Every day I wake up and I wish for my life to get better.. to have something to live for. Something I can focus on, to spend my time on.. to make life somewhat meaningful. I am lost. I’ve been lost for a long time. When I had Donald, I felt for the first time in a long time that the future held something for me. That I wasn’t just floundering around waiting for life to start. I felt like tomorrow was something to look forward to and not just a repeat of yesterday’s emptiness. I know that life should be something more than this. I know that there is supposed to be something out there that makes me happy. But I just can’t find it. The military held promise, but that chapter is about to close on me before I am finished. I don’t want to say goodbye to it. I felt like I had so much more to give. I’ve tried working out – but I just can’t find the motivation. I am so tired of being alone. So tired of having no one in my life to talk to, so tired of being alone. I have friends, but they have families and lives and children and everything else that takes precedence. I just want to matter. I can’t live like this. I hate my life. I don’t know how to change it. I’ve tried and failed so many times. I just want someone to love me.. anyone. Friends, family, some random stranger.. I don’t even care. Every time I think of leaving Beau, my chocolate lab, I cry. I don’t cry for the end of my life, I just cry because I know he will be confused and I have no idea if anyone would take him. And even if they did, would they love him enough to keep him happy? I just want the pain to stop. I just want the emptiness not to feel so dark and vast and never ending. I want to close my eyes and never open them again. I wish I could just get hit by a giant truck and be done with it all. Just make the pain stop. Make it all go away.

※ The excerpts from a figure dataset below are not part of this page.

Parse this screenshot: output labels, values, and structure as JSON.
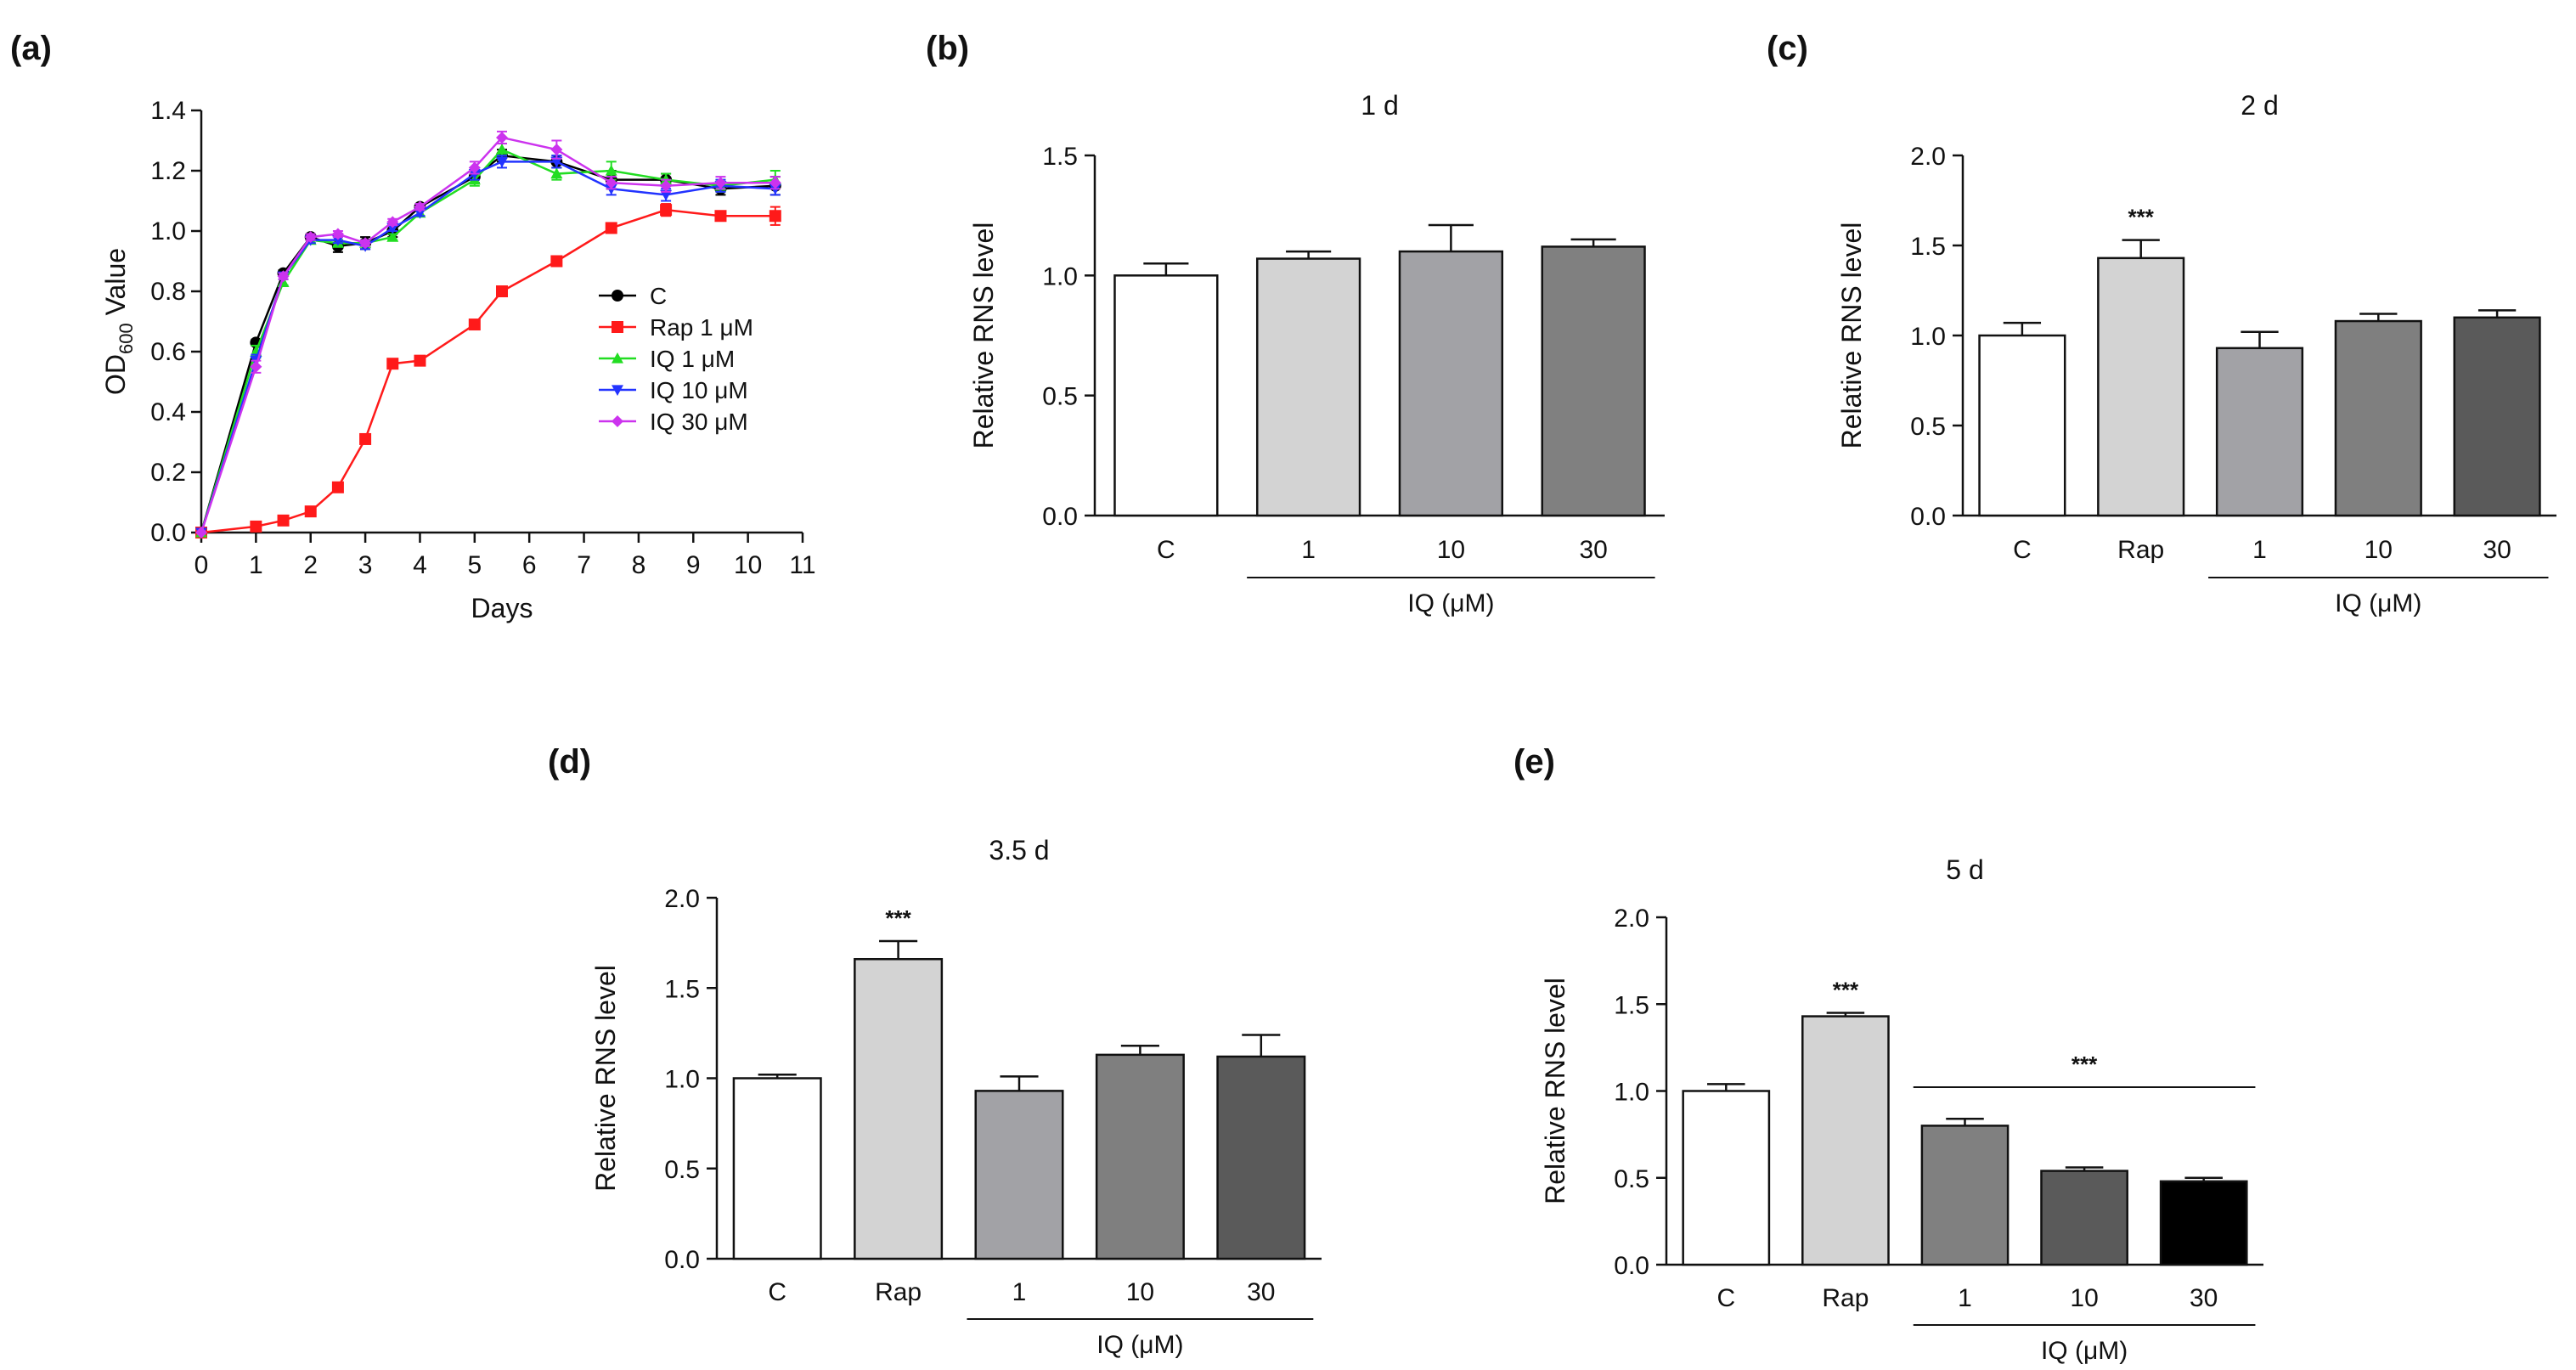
{
  "colors": {
    "axis": "#111111",
    "C": "#000000",
    "Rap": "#ff1a1a",
    "IQ1": "#22dd22",
    "IQ10": "#2233ff",
    "IQ30": "#cc33ee"
  },
  "chart_data": [
    {
      "id": "a",
      "panel_label": "(a)",
      "type": "line",
      "title": "",
      "xlabel": "Days",
      "ylabel_main": "OD",
      "ylabel_sub": "600",
      "ylabel_rest": " Value",
      "xlim": [
        0,
        11
      ],
      "ylim": [
        0,
        1.4
      ],
      "xticks": [
        "0",
        "1",
        "2",
        "3",
        "4",
        "5",
        "6",
        "7",
        "8",
        "9",
        "10",
        "11"
      ],
      "yticks": [
        "0.0",
        "0.2",
        "0.4",
        "0.6",
        "0.8",
        "1.0",
        "1.2",
        "1.4"
      ],
      "series": [
        {
          "name": "C",
          "color_key": "C",
          "marker": "circle",
          "x": [
            0,
            1,
            1.5,
            2,
            2.5,
            3,
            3.5,
            4,
            5,
            5.5,
            6.5,
            7.5,
            8.5,
            9.5,
            10.5
          ],
          "y": [
            0,
            0.63,
            0.86,
            0.98,
            0.95,
            0.96,
            1.0,
            1.08,
            1.18,
            1.25,
            1.23,
            1.17,
            1.17,
            1.14,
            1.15
          ],
          "err": [
            0,
            0.01,
            0.01,
            0.01,
            0.02,
            0.02,
            0.02,
            0.01,
            0.02,
            0.02,
            0.02,
            0.03,
            0.02,
            0.02,
            0.03
          ]
        },
        {
          "name": "Rap 1 μM",
          "color_key": "Rap",
          "marker": "square",
          "x": [
            0,
            1,
            1.5,
            2,
            2.5,
            3,
            3.5,
            4,
            5,
            5.5,
            6.5,
            7.5,
            8.5,
            9.5,
            10.5
          ],
          "y": [
            0,
            0.02,
            0.04,
            0.07,
            0.15,
            0.31,
            0.56,
            0.57,
            0.69,
            0.8,
            0.9,
            1.01,
            1.07,
            1.05,
            1.05
          ],
          "err": [
            0,
            0,
            0,
            0,
            0,
            0.01,
            0.01,
            0.01,
            0.01,
            0.01,
            0.01,
            0.01,
            0.02,
            0.01,
            0.03
          ]
        },
        {
          "name": "IQ 1 μM",
          "color_key": "IQ1",
          "marker": "triangle-up",
          "x": [
            0,
            1,
            1.5,
            2,
            2.5,
            3,
            3.5,
            4,
            5,
            5.5,
            6.5,
            7.5,
            8.5,
            9.5,
            10.5
          ],
          "y": [
            0,
            0.6,
            0.83,
            0.97,
            0.96,
            0.96,
            0.98,
            1.06,
            1.17,
            1.27,
            1.19,
            1.2,
            1.17,
            1.15,
            1.17
          ],
          "err": [
            0,
            0.02,
            0.01,
            0.01,
            0.01,
            0.01,
            0.01,
            0.01,
            0.02,
            0.02,
            0.02,
            0.03,
            0.02,
            0.02,
            0.03
          ]
        },
        {
          "name": "IQ 10 μM",
          "color_key": "IQ10",
          "marker": "triangle-down",
          "x": [
            0,
            1,
            1.5,
            2,
            2.5,
            3,
            3.5,
            4,
            5,
            5.5,
            6.5,
            7.5,
            8.5,
            9.5,
            10.5
          ],
          "y": [
            0,
            0.57,
            0.85,
            0.97,
            0.97,
            0.95,
            1.01,
            1.06,
            1.19,
            1.23,
            1.23,
            1.14,
            1.12,
            1.15,
            1.14
          ],
          "err": [
            0,
            0.02,
            0.01,
            0.01,
            0.01,
            0.01,
            0.01,
            0.01,
            0.02,
            0.02,
            0.02,
            0.02,
            0.02,
            0.02,
            0.02
          ]
        },
        {
          "name": "IQ 30 μM",
          "color_key": "IQ30",
          "marker": "diamond",
          "x": [
            0,
            1,
            1.5,
            2,
            2.5,
            3,
            3.5,
            4,
            5,
            5.5,
            6.5,
            7.5,
            8.5,
            9.5,
            10.5
          ],
          "y": [
            0,
            0.55,
            0.85,
            0.98,
            0.99,
            0.96,
            1.03,
            1.08,
            1.21,
            1.31,
            1.27,
            1.16,
            1.15,
            1.16,
            1.16
          ],
          "err": [
            0,
            0.02,
            0.01,
            0.01,
            0.01,
            0.01,
            0.01,
            0.01,
            0.02,
            0.02,
            0.03,
            0.02,
            0.02,
            0.02,
            0.02
          ]
        }
      ]
    },
    {
      "id": "b",
      "panel_label": "(b)",
      "type": "bar",
      "title": "1  d",
      "ylabel": "Relative RNS level",
      "ylim": [
        0,
        1.5
      ],
      "yticks": [
        "0.0",
        "0.5",
        "1.0",
        "1.5"
      ],
      "categories": [
        "C",
        "1",
        "10",
        "30"
      ],
      "values": [
        1.0,
        1.07,
        1.1,
        1.12
      ],
      "errors": [
        0.05,
        0.03,
        0.11,
        0.03
      ],
      "colors": [
        "#ffffff",
        "#d3d3d3",
        "#a2a2a6",
        "#808080"
      ],
      "significance": [
        "",
        "",
        "",
        ""
      ],
      "group_label": "IQ (μM)",
      "group_start": 1,
      "group_end": 3,
      "group_star": ""
    },
    {
      "id": "c",
      "panel_label": "(c)",
      "type": "bar",
      "title": "2 d",
      "ylabel": "Relative RNS level",
      "ylim": [
        0,
        2.0
      ],
      "yticks": [
        "0.0",
        "0.5",
        "1.0",
        "1.5",
        "2.0"
      ],
      "categories": [
        "C",
        "Rap",
        "1",
        "10",
        "30"
      ],
      "values": [
        1.0,
        1.43,
        0.93,
        1.08,
        1.1
      ],
      "errors": [
        0.07,
        0.1,
        0.09,
        0.04,
        0.04
      ],
      "colors": [
        "#ffffff",
        "#d3d3d3",
        "#a2a2a6",
        "#7f7f7f",
        "#5a5a5a"
      ],
      "significance": [
        "",
        "***",
        "",
        "",
        ""
      ],
      "group_label": "IQ (μM)",
      "group_start": 2,
      "group_end": 4,
      "group_star": ""
    },
    {
      "id": "d",
      "panel_label": "(d)",
      "type": "bar",
      "title": "3.5 d",
      "ylabel": "Relative RNS level",
      "ylim": [
        0,
        2.0
      ],
      "yticks": [
        "0.0",
        "0.5",
        "1.0",
        "1.5",
        "2.0"
      ],
      "categories": [
        "C",
        "Rap",
        "1",
        "10",
        "30"
      ],
      "values": [
        1.0,
        1.66,
        0.93,
        1.13,
        1.12
      ],
      "errors": [
        0.02,
        0.1,
        0.08,
        0.05,
        0.12
      ],
      "colors": [
        "#ffffff",
        "#d3d3d3",
        "#a2a2a6",
        "#7f7f7f",
        "#5a5a5a"
      ],
      "significance": [
        "",
        "***",
        "",
        "",
        ""
      ],
      "group_label": "IQ (μM)",
      "group_start": 2,
      "group_end": 4,
      "group_star": ""
    },
    {
      "id": "e",
      "panel_label": "(e)",
      "type": "bar",
      "title": "5 d",
      "ylabel": "Relative RNS level",
      "ylim": [
        0,
        2.0
      ],
      "yticks": [
        "0.0",
        "0.5",
        "1.0",
        "1.5",
        "2.0"
      ],
      "categories": [
        "C",
        "Rap",
        "1",
        "10",
        "30"
      ],
      "values": [
        1.0,
        1.43,
        0.8,
        0.54,
        0.48
      ],
      "errors": [
        0.04,
        0.02,
        0.04,
        0.02,
        0.02
      ],
      "colors": [
        "#ffffff",
        "#d3d3d3",
        "#808080",
        "#5a5a5a",
        "#000000"
      ],
      "significance": [
        "",
        "***",
        "",
        "",
        ""
      ],
      "group_label": "IQ (μM)",
      "group_start": 2,
      "group_end": 4,
      "group_star": "***"
    }
  ]
}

My friend and I went to see Magic Mike and of course, it was nothing short of droolworthy.. but the part in the movie that caught me off guard was the part where they are telling this woman that she is worthy. Worthy of love and worthy of being treated like a queen and having her every fantasy fulfilled because her husband should love her enough to want to SEE her. Her fantasy was making love with the lights on, listening to her favorite song. One of the guys in the movie started singing the song she mentioned and began touching her hair as knelt down in front of her and held her hands while he looked into her eyes.
It was this part that made me cry. Remembering you staring at me, touching my face and telling me how incredibly beautiful I was.. remembering you dancing with me in the kitchen to no music. Just you and me. The world completely melted away every time you looked at me. I loved coming home to you. I loved talking to you about my hopes and dreams and what we could accomplish together. I loved every minute of every day – even our fights. I cried because I don’t think it’s possible to find that more than once. I don’t think that anyone will ever quite understand me the way that you did. I won’t deny that you were broken. I am broken too. I was broken then, and even more so now without you.
“If I fall for you.. I’ll never recover. If I fall for you, I’ll never be the same.”